Indonesia hanya mengakui hak perikanan tradisional
(traditional fishing rights) yang diatur dalam Konvensi PBB tentang Hukum Laut
(United Nations Convention on the Law of the Sea).“Satu-satunya
traditional fishing rights di Indonesia hanya dengan Malaysia, sedangkan zona ekonomi eksklusif di perairan Natuna mutlak wilayah Indonesia, ” ujar Susi.
Hal
senada dikatakan pakar hukum internasional Hasyim Djalal yang pagi tadi
menyambangi kantor Kemenkopolhukam. “Menurut Indonesia, China salah.
Menurut China, perairan itu
traditional fishing ground mereka. Tapi tidak pernah ada kesepakatan soal itu dengan Indonesia.”
Seperti
Susi, ia menyatakan TNI AL berhak mengambil tindakan di Natuna.
“Indonesia mempertahankan zona ekonomi eksklusifnya sesuai hukum
internasional. Di situ (ZEE), Indonesia punya kedaulatan atas kekayaan
alamnya. Natuna itu wilayah kedaulatan Indonesia, dan karenanya menurut
hukum, Indonesia berhak atasnya.”
Kapal China yang ditangkap TNI Angkatan Laut di perairan Natuna. (Dok. Dinas Penerangan TNI AL)
|
Indonesia dan China sesungguhnya sudah sempat “berjabat tangan”

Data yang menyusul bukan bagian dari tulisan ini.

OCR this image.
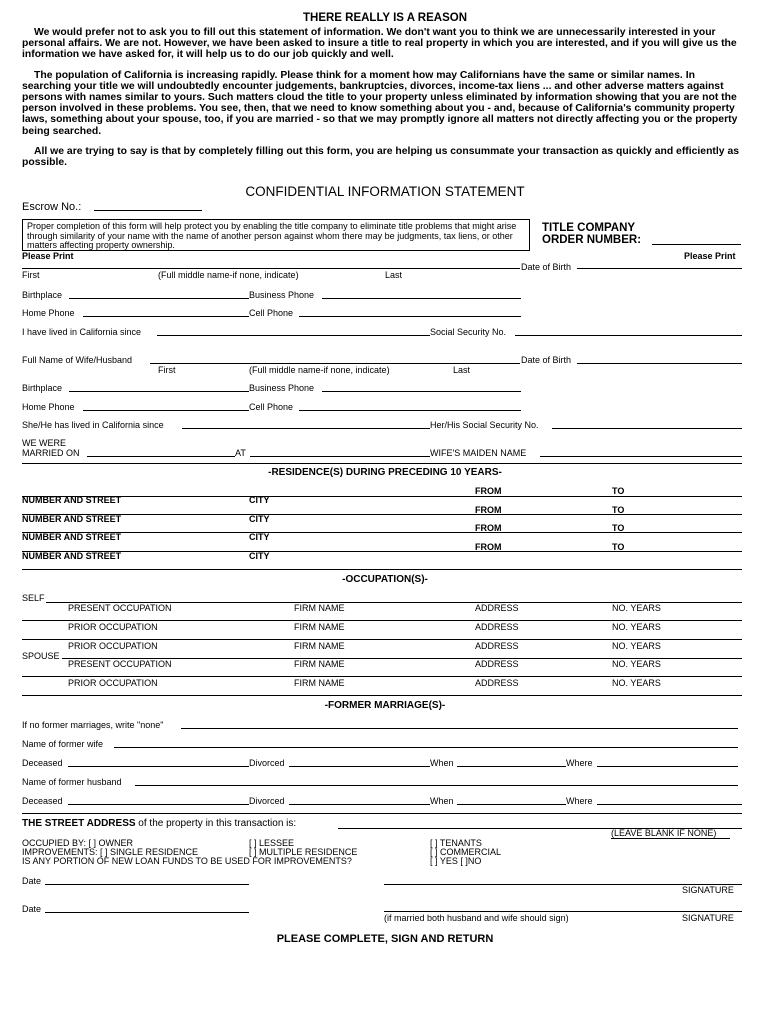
THERE REALLY IS A REASON

We would prefer not to ask you to fill out this statement of information. We don't want you to think we are unnecessarily interested in your personal affairs. We are not. However, we have been asked to insure a title to real property in which you are interested, and if you will give us the information we have asked for, it will help us to do our job quickly and well.

The population of California is increasing rapidly. Please think for a moment how may Californians have the same or similar names. In searching your title we will undoubtedly encounter judgements, bankruptcies, divorces, income-tax liens ... and other adverse matters against persons with names similar to yours. Such matters cloud the title to your property unless eliminated by information showing that you are not the person involved in these problems. You see, then, that we need to know something about you - and, because of California's community property laws, something about your spouse, too, if you are married - so that we may promptly ignore all matters not directly affecting you or the property being searched.

All we are trying to say is that by completely filling out this form, you are helping us consummate your transaction as quickly and efficiently as possible.

CONFIDENTIAL INFORMATION STATEMENT
Escrow No.:
Proper completion of this form will help protect you by enabling the title company to eliminate title problems that might arise through similarity of your name with the name of another person against whom there may be judgments, tax liens, or other matters affecting property ownership.
TITLE COMPANY
ORDER NUMBER:
Please Print	Please Print
Date of Birth
First	(Full middle name-if none, indicate)	Last
Birthplace	Business Phone
Home Phone	Cell Phone
I have lived in California since	Social Security No.
Full Name of Wife/Husband	Date of Birth
First	(Full middle name-if none, indicate)	Last
Birthplace	Business Phone
Home Phone	Cell Phone
She/He has lived in California since	Her/His Social Security No.
WE WERE
MARRIED ON	AT	WIFE'S MAIDEN NAME
-RESIDENCE(S) DURING PRECEDING 10 YEARS-
FROM	TO
NUMBER AND STREET	CITY
FROM	TO
NUMBER AND STREET	CITY
FROM	TO
NUMBER AND STREET	CITY
FROM	TO
NUMBER AND STREET	CITY
-OCCUPATION(S)-
SELF
PRESENT OCCUPATION	FIRM NAME	ADDRESS	NO. YEARS
PRIOR OCCUPATION	FIRM NAME	ADDRESS	NO. YEARS
PRIOR OCCUPATION	FIRM NAME	ADDRESS	NO. YEARS
SPOUSE
PRESENT OCCUPATION	FIRM NAME	ADDRESS	NO. YEARS
PRIOR OCCUPATION	FIRM NAME	ADDRESS	NO. YEARS
-FORMER MARRIAGE(S)-
If no former marriages, write "none"
Name of former wife
Deceased	Divorced	When	Where
Name of former husband
Deceased	Divorced	When	Where
THE STREET ADDRESS of the property in this transaction is:
(LEAVE BLANK IF NONE)
OCCUPIED BY: [ ] OWNER	[ ] LESSEE	[ ] TENANTS
IMPROVEMENTS: [ ] SINGLE RESIDENCE	[ ] MULTIPLE RESIDENCE	[ ] COMMERCIAL
IS ANY PORTION OF NEW LOAN FUNDS TO BE USED FOR IMPROVEMENTS?	[ ] YES [ ]NO
Date
SIGNATURE
Date
(if married both husband and wife should sign)	SIGNATURE
PLEASE COMPLETE, SIGN AND RETURN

pascainsiden pada 19 Maret di Natuna. Kala itu kapal penjaga perbatasan
China menabrak KM Kway Fey yang hendak ditangkap Kapal Patroli Hiu 11
Kementerian Kelautan dan Perikanan RI. Kway Fey diduga mencuri ikan di
Natuna.
Beberapa waktu setelah insiden terjadi dan memicu
keberangan Menteri Susi, pemerintah China menyambangi Indonesia, disusul
oleh kunjungan balasan Menko Luhut ke China.
Sepulangnya dari
China, Luhut menyatakan kedua negara sepakat menuntaskan masalah
perikanan di Laut China Selatan dengan menjalin kerja sama penangkapan
dan pembuatan pabrik ikan.
Kedua negara juga setuju untuk lebih
menahan diri dalam menyikapi insiden. “Indonesia dan China mendukung
penyelesaian masalah dilakukan dengan jalan damai agar tidak menimbulkan
ketegangan kawasan,” kata Sekretaris Kabinet Pramono Anung.
Namun
ucapan Luhut dan Pramono dua bulan lalu itu kini seakan ditelan angin.
Indonesia dan China kembali terlibat kemelut terbuka di Natuna.